OTTAWA - A House of Commons committee investigating what the federal government may have known about possible prisoner torture in Afghan jails ran into a brick wall Wednesday, with the military's top lawyer refusing to answer questions.

Brig.-Gen. Ken Watkins, the military judge advocate general, claimed solicitor-client privilege about whether he'd seen warnings from a diplomat in Kandahar and whether he'd received direction from the prime minister's office.

"Obviously the coverup continues," said Liberal defence critic Ujjal Dosanjh.

"It is not part of solicitor-client privilege to hide who instructs you or who your client is. If the (Prime Minister's Office or Privy Council Office) instructed these individuals, we ought to know."

Watkins' office was copied on reports written by diplomat Richard Colvin in 2006, which laid out stark warnings about possible torture in Kandahar jails. Senior members of the Conservative cabinet say they never saw the reports.

The judge advocate general has the power to order military police to conduct an investigation if wrongdoing is suspected.

Watkins refused to say whether he -- or anyone else in his office -- saw Colvin's reports.

Colvin was the political officer at the Canadian-run provincial reconstruction base in mid-2006 when Canadian troops began handing over prisoners to Afghan authorities.

New Democrat defence critic Jack Harris said the military's top lawyer had a duty to act, if such startling information was before him.

"He should tell us and he should be able to tell us if he became aware of allegations," Harris said.

Watkins refused to say whether he'd seen published annual reports from the Foreign Affairs Department that detail Afghanistan's abysmal human-rights record. At one point, Watkins wouldn't even acknowledge whether he had read newspaper accounts of torture allegations.

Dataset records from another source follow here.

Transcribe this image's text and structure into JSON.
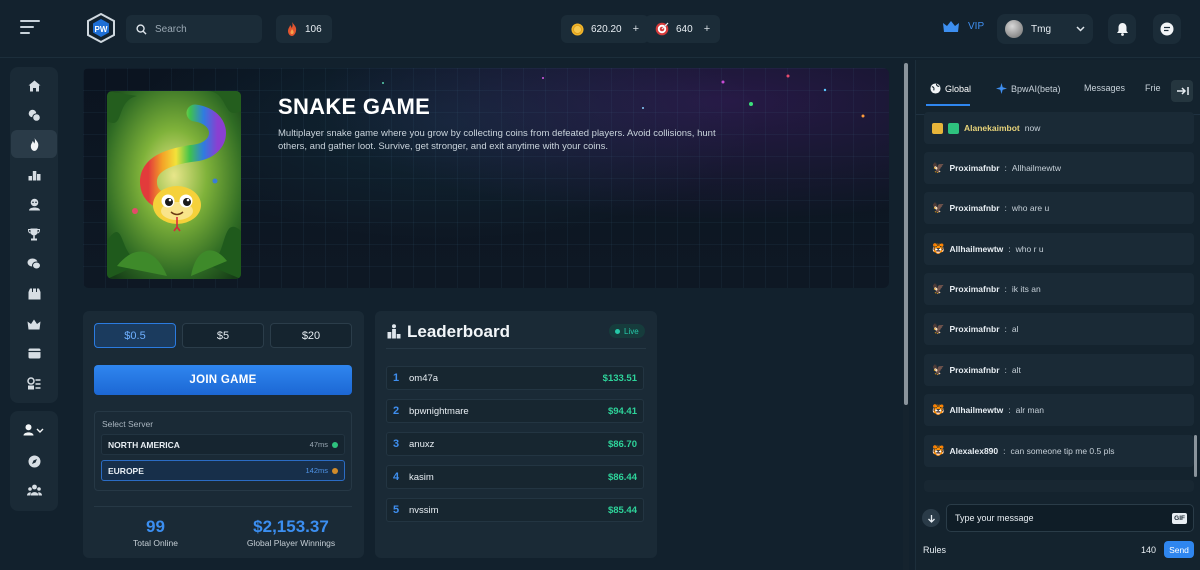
{
  "header": {
    "search_placeholder": "Search",
    "flame_count": "106",
    "coins": "620.20",
    "tokens": "640",
    "plus": "+",
    "vip_label": "VIP",
    "username": "Tmg",
    "logo_text": "PW"
  },
  "game": {
    "title": "SNAKE GAME",
    "description": "Multiplayer snake game where you grow by collecting coins from defeated players. Avoid collisions, hunt others, and gather loot. Survive, get stronger, and exit anytime with your coins."
  },
  "join": {
    "stakes": [
      "$0.5",
      "$5",
      "$20"
    ],
    "selected_stake": "$0.5",
    "join_label": "JOIN GAME",
    "server_label": "Select Server",
    "servers": [
      {
        "name": "NORTH AMERICA",
        "ping": "47ms",
        "color": "#2ec27e"
      },
      {
        "name": "EUROPE",
        "ping": "142ms",
        "color": "#d18b2a"
      }
    ],
    "selected_server": "EUROPE",
    "total_online": "99",
    "total_online_label": "Total Online",
    "winnings": "$2,153.37",
    "winnings_label": "Global Player Winnings"
  },
  "leaderboard": {
    "title": "Leaderboard",
    "live_label": "Live",
    "rows": [
      {
        "rank": "1",
        "name": "om47a",
        "amount": "$133.51"
      },
      {
        "rank": "2",
        "name": "bpwnightmare",
        "amount": "$94.41"
      },
      {
        "rank": "3",
        "name": "anuxz",
        "amount": "$86.70"
      },
      {
        "rank": "4",
        "name": "kasim",
        "amount": "$86.44"
      },
      {
        "rank": "5",
        "name": "nvssim",
        "amount": "$85.44"
      }
    ]
  },
  "chat": {
    "tabs": [
      "Global",
      "BpwAI(beta)",
      "Messages",
      "Frie"
    ],
    "active_tab": "Global",
    "messages": [
      {
        "user": "Alanekaimbot",
        "text": "now"
      },
      {
        "user": "Proximafnbr",
        "text": "Allhailmewtw"
      },
      {
        "user": "Proximafnbr",
        "text": "who are u"
      },
      {
        "user": "Allhailmewtw",
        "text": "who r u"
      },
      {
        "user": "Proximafnbr",
        "text": "ik its an"
      },
      {
        "user": "Proximafnbr",
        "text": "al"
      },
      {
        "user": "Proximafnbr",
        "text": "alt"
      },
      {
        "user": "Allhailmewtw",
        "text": "alr man"
      },
      {
        "user": "Alexalex890",
        "text": "can someone tip me 0.5 pls"
      }
    ],
    "separator": ":",
    "input_placeholder": "Type your message",
    "gif_label": "GIF",
    "rules_label": "Rules",
    "char_count": "140",
    "send_label": "Send"
  },
  "colors": {
    "accent": "#2f86ef",
    "money_green": "#2ed39a",
    "background": "#12212d",
    "panel": "#1a2a36"
  },
  "icons": {
    "sidebar": [
      "home-icon",
      "casino-chips-icon",
      "flame-icon",
      "leaderboard-icon",
      "character-icon",
      "trophy-icon",
      "chat-bubbles-icon",
      "store-icon",
      "crown-icon",
      "wallet-icon",
      "settings-list-icon"
    ],
    "sidebar_bottom": [
      "user-menu-icon",
      "compass-icon",
      "community-icon"
    ]
  }
}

All of it left opposition MPs fuming and Conservative members hinting that the committee's investigation had already turned into an inquisition.

"We've gotten off to a terrible start," said Bloc Quebecois defence critic Claude Bachand.

"I have the greatest respect for the House of Commons," Watkins told exasperated opposition MPs.

But he said his role before the committee was to answer questions about the legal framework governing the transfer of prisoners, not government policy.

While captured Taliban fighters are not considered prisoners under the Geneva conventions, they are accorded the same treatment, said Watkins.

Transferring prisoners, knowing that they face the possibility of torture, violates international law.

The committee also set out a list of witnesses it intends to call.

Gen. Rick Hillier, who retired as chief of defence staff last year, is among the top witnesses.

The committee said it also intends to call retired lieutenant-general Michel Gauthier, who commanded all overseas operations, and Brig.-Gen. David Fraser, the ground commander throughout much of 2006.

Defence Minister Peter MacKay and two former defence ministers -- Gordon O'Connor and Bill Graham -- are also on the witness list.

It's unclear how many of the hearings will be public.

The government has cast a blanket national-security exemption over a lot of information related to the case -- a move that effectively derailed a separate investigation by the Military Police Complaints Commission.

Robert Walsh, the Commons law clerk, cautioned MPs that they have the power to hold the government to account and shouldn't necessarily be trying to investigate the military.